В «обойме» или вне ее?.. |
Много лет назад редакции «Искателя» срочно потребовался фантастический рассказ взамен того, что был запланирован и не «пошел». К тому же рассказ был уже проиллюстрирован, и в ночь перед сдачей номера нескольким сотрудникам редакции и авторам пришлось писать научно-фантастический рассказ на тему рисунка. В импровизированном конкурсе победил человек, поставивший подпись «Кир Булычев». Так в литературу вошел один из самых популярных современных писателей-фантастов... Произведения Кира Булычева заслуженно популярны, недаром он стал лауреатом премии «Золотой теленок» «Литературной газеты». В них неизменно присутствует игра, веселая изобретательная мистификация, впрочем, как и в жизни самого писателя. Известный прозаик-фантаст — это видный ученый, востоковед, доктор исторических наук, лауреат Государственной премии СССР, член Географического общества СССР Игорь Всеволодович Можейко. Сегодня он гость нашей рубрики.
— Игорь Всеволодович, многих читателей интересует: как вы совмещаете науку и литературу?
— А я их не совмещаю — просто живу ими одновременно. И наука, и литература для меня — не хобби, не развлечение, а равнозначные виды деятельности, друг другу они не мешают. Даже помогают: история — научная дисциплина, которая основана на реальных фактах и не допускает никакого отклонения от них, никакой вольности в обращении с документально зафиксированными событиями; фантастика же невозможна без такой «вольности». Точка «схода» истории и фантастики для меня — человек, его прошлое, настоящее и будущее. В конечном итоге и эпохальные события, и приключения в вымышленном мире интересны нам по одной причине: как они влияют на судьбу человека.
— Очевидно, можно говорить о сходстве фантастики и исторической прозы как видов художественного творчества, в основе которых лежит принцип создания модели мира, отличающегося от реальности?

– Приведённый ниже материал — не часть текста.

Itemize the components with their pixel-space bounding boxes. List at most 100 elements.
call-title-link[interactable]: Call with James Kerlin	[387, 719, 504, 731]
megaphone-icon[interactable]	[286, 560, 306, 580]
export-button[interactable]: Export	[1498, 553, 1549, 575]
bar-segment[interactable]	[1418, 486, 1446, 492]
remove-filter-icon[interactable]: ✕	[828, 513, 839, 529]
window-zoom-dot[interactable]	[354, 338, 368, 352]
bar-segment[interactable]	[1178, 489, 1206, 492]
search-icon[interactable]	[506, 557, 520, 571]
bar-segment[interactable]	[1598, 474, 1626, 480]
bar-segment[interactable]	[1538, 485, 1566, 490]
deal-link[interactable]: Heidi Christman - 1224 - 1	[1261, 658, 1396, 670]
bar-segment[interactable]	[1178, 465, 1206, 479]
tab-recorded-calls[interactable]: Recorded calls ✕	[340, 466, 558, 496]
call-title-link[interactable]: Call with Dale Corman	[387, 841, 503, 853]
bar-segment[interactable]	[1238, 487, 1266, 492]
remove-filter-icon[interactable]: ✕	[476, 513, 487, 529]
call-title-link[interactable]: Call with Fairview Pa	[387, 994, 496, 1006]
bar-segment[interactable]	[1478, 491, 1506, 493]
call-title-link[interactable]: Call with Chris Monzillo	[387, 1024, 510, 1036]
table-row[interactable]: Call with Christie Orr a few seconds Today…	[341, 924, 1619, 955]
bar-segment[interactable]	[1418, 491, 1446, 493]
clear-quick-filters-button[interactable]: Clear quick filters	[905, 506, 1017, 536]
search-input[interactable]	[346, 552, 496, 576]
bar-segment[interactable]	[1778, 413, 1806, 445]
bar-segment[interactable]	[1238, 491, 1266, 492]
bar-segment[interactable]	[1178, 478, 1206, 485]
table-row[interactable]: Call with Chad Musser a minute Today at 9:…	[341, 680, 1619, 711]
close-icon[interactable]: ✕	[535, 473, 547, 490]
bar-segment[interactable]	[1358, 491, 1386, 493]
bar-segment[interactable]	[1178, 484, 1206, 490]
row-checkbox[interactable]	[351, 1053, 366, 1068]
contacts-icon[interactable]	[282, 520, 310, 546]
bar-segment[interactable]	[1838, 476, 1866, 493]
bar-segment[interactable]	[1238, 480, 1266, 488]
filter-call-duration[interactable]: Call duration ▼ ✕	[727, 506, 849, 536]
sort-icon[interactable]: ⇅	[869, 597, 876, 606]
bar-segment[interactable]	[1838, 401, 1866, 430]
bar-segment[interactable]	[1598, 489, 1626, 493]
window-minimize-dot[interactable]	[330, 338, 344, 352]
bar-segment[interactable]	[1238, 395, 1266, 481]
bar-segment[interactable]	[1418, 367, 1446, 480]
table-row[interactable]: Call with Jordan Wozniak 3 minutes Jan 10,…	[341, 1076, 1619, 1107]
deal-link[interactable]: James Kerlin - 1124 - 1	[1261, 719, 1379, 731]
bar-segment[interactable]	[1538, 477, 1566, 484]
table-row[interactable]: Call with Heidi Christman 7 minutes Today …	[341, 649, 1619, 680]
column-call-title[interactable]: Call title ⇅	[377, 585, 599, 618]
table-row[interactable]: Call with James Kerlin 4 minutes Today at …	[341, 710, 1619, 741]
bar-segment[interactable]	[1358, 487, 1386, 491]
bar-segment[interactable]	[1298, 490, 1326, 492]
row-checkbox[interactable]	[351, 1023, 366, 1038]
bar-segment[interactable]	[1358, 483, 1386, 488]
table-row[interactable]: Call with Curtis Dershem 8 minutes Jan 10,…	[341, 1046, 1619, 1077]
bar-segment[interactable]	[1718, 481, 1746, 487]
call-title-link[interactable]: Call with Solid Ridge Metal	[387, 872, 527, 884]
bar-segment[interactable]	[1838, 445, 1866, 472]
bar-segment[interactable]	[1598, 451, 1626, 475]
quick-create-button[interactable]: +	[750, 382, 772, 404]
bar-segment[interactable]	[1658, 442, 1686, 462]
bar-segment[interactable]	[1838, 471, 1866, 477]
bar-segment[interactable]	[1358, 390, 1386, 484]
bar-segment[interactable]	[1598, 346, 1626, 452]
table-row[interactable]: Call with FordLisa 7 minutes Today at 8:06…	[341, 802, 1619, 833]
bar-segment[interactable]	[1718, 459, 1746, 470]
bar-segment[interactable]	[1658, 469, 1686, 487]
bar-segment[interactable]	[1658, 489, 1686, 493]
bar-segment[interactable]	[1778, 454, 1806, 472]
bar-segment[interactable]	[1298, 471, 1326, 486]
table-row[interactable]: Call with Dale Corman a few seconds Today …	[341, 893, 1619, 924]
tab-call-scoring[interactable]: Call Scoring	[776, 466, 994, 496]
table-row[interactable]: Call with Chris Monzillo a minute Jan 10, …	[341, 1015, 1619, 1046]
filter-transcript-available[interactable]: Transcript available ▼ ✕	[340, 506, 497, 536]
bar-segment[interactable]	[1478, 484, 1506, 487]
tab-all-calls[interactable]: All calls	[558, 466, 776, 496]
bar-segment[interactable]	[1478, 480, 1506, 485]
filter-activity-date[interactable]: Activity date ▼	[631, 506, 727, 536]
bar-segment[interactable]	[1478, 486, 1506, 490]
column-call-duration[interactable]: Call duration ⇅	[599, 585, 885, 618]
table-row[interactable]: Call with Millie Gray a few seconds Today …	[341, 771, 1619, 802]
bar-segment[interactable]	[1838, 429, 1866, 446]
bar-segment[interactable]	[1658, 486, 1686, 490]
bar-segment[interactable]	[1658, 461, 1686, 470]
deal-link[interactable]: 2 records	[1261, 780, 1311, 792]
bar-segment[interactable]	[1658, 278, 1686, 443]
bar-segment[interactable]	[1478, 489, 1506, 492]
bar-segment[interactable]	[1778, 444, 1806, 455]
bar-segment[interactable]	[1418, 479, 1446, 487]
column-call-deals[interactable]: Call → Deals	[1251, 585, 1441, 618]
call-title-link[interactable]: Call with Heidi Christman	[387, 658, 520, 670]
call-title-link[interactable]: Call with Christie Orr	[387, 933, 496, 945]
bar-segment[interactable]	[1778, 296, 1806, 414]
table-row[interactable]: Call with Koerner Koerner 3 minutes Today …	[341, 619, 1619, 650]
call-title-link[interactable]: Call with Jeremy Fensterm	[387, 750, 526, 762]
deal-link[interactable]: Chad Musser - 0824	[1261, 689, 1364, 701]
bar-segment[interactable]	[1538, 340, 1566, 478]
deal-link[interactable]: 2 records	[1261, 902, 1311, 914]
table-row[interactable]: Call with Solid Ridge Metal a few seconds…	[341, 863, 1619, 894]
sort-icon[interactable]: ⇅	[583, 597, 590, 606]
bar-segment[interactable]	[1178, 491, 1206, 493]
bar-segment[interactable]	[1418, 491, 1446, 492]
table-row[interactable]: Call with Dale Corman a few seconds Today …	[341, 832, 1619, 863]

— Возможно, это и так. Но читательское восприятие зависит, в основном, от того, насколько понятен и достоверен герой, даже действующий в вымышленной ситуации. И интересно читать только в том случае, когда мы можем соотнести себя с ним, поставить себя на его место. Если исторический роман точен до мельчайших деталей, то он скучен — научная скрупулезность убивает фантазию. Мне как историку видны многочисленные «проколы» в «Петре Первом» Алексея Толстого, но как читатель я не обращаю на них внимания — настолько увлекательно действие. Так же и фантастика — она конструирует воображаемый мир, но если в книге нет ничего, кроме моделирования, пусть блестяще выполненного, — мне скучно. Пример? Пожалуйста: «Сами боги» Айзека Азимова... Я считаю, что хорошая историческая проза помогает понять, почему возникала та или иная общественная ситуация, почему мы стали такими. Тогда как фантастика отвечает на вопрос: что же с нами произойдет, если...
— Не могли бы вы развить эту мысль и дать свое понимание общественной роли фантастики?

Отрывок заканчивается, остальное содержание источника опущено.